Apple open-sources SHARP model to convert single photos into 3D views

TL;DR

Apple published SHARP, an open-source system that generates a metric 3D Gaussian scene representation from a single photo and can render nearby views in real time. The project includes code, a pretrained checkpoint, and a command-line interface; video rendering currently requires a CUDA GPU.

What happened

Apple released an open-source implementation of SHARP (Sharp Monocular View Synthesis in Less Than a Second), a neural method that infers parameters of a 3D Gaussian representation from a single photograph. The model produces this 3D Gaussian splat (3DGS) representation via a single feedforward network pass in under a second on a standard GPU, and the resulting representation can be rendered interactively to produce high-resolution nearby views. The representation is metric and supports metric camera movements. The repository on GitHub includes installation instructions, a CLI for prediction and rendering, and an option to download or supply a pretrained checkpoint. The authors report substantial quality and speed gains in their paper—lower LPIPS and DISTS errors compared with prior work and a synthesis-time reduction by three orders of magnitude.

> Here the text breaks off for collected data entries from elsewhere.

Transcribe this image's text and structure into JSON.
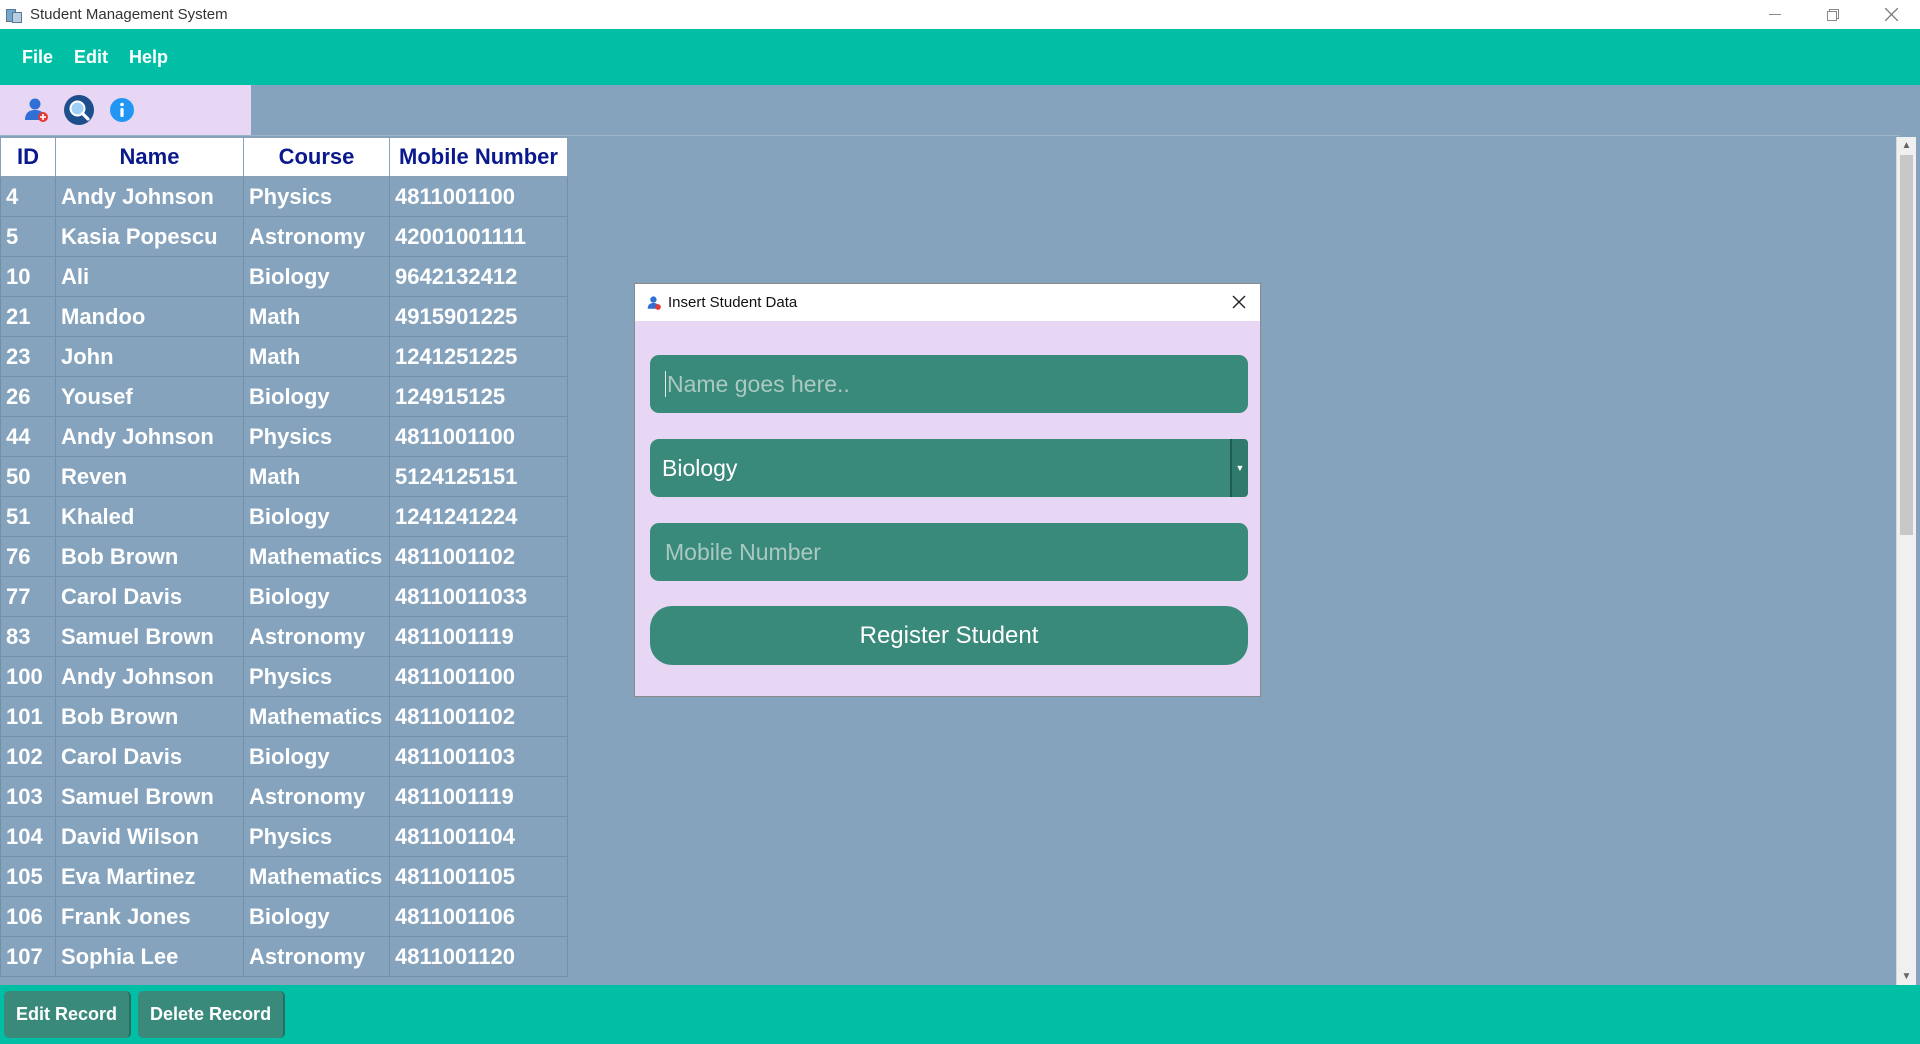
{
  "window": {
    "title": "Student Management System"
  },
  "menu": {
    "items": [
      "File",
      "Edit",
      "Help"
    ]
  },
  "toolbar": {
    "icons": [
      "add-student-icon",
      "search-icon",
      "info-icon"
    ]
  },
  "table": {
    "columns": [
      "ID",
      "Name",
      "Course",
      "Mobile Number"
    ],
    "rows": [
      [
        "4",
        "Andy Johnson",
        "Physics",
        "4811001100"
      ],
      [
        "5",
        "Kasia Popescu",
        "Astronomy",
        "42001001111"
      ],
      [
        "10",
        "Ali",
        "Biology",
        "9642132412"
      ],
      [
        "21",
        "Mandoo",
        "Math",
        "4915901225"
      ],
      [
        "23",
        "John",
        "Math",
        "1241251225"
      ],
      [
        "26",
        "Yousef",
        "Biology",
        "124915125"
      ],
      [
        "44",
        "Andy Johnson",
        "Physics",
        "4811001100"
      ],
      [
        "50",
        "Reven",
        "Math",
        "5124125151"
      ],
      [
        "51",
        "Khaled",
        "Biology",
        "1241241224"
      ],
      [
        "76",
        "Bob Brown",
        "Mathematics",
        "4811001102"
      ],
      [
        "77",
        "Carol Davis",
        "Biology",
        "48110011033"
      ],
      [
        "83",
        "Samuel Brown",
        "Astronomy",
        "4811001119"
      ],
      [
        "100",
        "Andy Johnson",
        "Physics",
        "4811001100"
      ],
      [
        "101",
        "Bob Brown",
        "Mathematics",
        "4811001102"
      ],
      [
        "102",
        "Carol Davis",
        "Biology",
        "4811001103"
      ],
      [
        "103",
        "Samuel Brown",
        "Astronomy",
        "4811001119"
      ],
      [
        "104",
        "David Wilson",
        "Physics",
        "4811001104"
      ],
      [
        "105",
        "Eva Martinez",
        "Mathematics",
        "4811001105"
      ],
      [
        "106",
        "Frank Jones",
        "Biology",
        "4811001106"
      ],
      [
        "107",
        "Sophia Lee",
        "Astronomy",
        "4811001120"
      ]
    ]
  },
  "bottom": {
    "edit_label": "Edit Record",
    "delete_label": "Delete Record"
  },
  "dialog": {
    "title": "Insert Student Data",
    "name_placeholder": "Name goes here..",
    "course_selected": "Biology",
    "mobile_placeholder": "Mobile Number",
    "register_label": "Register Student"
  },
  "colors": {
    "accent": "#00bfa5",
    "field": "#3a8a7c",
    "panel": "#e8d7f4",
    "background": "#85a3bd",
    "header_text": "#0a1a8c"
  }
}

Video rendering from predicted gaussians requires a CUDA GPU; predictions themselves run on CPU, CUDA, and MPS.

Why it matters

Single-image 3D view synthesis becomes faster and more practical for real-time or interactive pipelines, since SHARP produces a renderable representation in under a second.
Metric 3D outputs allow consistent camera movements and potential integration with applications that require scale-aware scene representations.
Open-source release with a pretrained checkpoint and CLI lowers the barrier for researchers and developers to experiment and build on the method.

Key facts

Project name: SHARP (Sharp Monocular View Synthesis in Less Than a Second).
Source code and model released publicly on GitHub in the apple/ml-sharp repository.
Model infers parameters of a 3D Gaussian representation (3DGS) from a single image via a single feedforward pass.
Inference to produce the 3DGS is reported to take less than one second on a standard GPU.
The produced 3DGS can be rendered in real time to generate high-resolution nearby views.
Authors provide an arXiv citation: arXiv:2512.10685 and a paper with quantitative evaluations reporting 25–34% LPIPS and 21–43% DISTS reductions versus prior models.
Repository includes a CLI: sharp predict and sharp render; the pretrained checkpoint is auto-downloaded to ~/.cache/torch/hub/checkpoints/ or can be manually fetched from the provided URL.
Output format: 3D Gaussian splats saved as .ply files, compatible with public 3DGS renderers; OpenCV coordinate convention is used (x right, y down, z forward).
Rendering videos with the –render option requires a CUDA GPU; gaussian prediction itself supports CPU, CUDA, and MPS.
Repository metadata shows ~5.4k stars, 351 forks, and two listed contributors in the source.

What to watch next

How the project's LICENSE and LICENSE_MODEL files affect commercial or research use — not confirmed in the source.
Broader compatibility and performance when integrating the 3DGS .ply outputs with third-party renderers; the repo notes users may need to scale or re-center scenes.
Planned updates, maintenance cadence, or additional checkpoints for different domains — not confirmed in the source.
Practical performance differences on non-CUDA platforms (MPS, CPUs) for real-world workloads — partially confirmed (prediction supports MPS/CPU) but detailed benchmarks are not provided in the source.

Quick glossary

Monocular view synthesis: The process of generating new views of a scene from a single input image.
3D Gaussian splats (3DGS): A scene representation that models elements as 3D Gaussians which can be rendered to produce images from different viewpoints.
LPIPS: A perceptual similarity metric used to measure visual differences between images; lower values indicate closer perceptual match.
DISTS: A metric combining structural and texture similarity measures to evaluate perceptual image quality.
Zero-shot generalization: The ability of a model to perform on unseen datasets or tasks without additional fine-tuning on those specific data.

Reader FAQ

Can I run SHARP on a CPU?
Yes — the repository states gaussian prediction works on CPU, CUDA, and MPS; however, rendering videos with the –render option requires a CUDA GPU.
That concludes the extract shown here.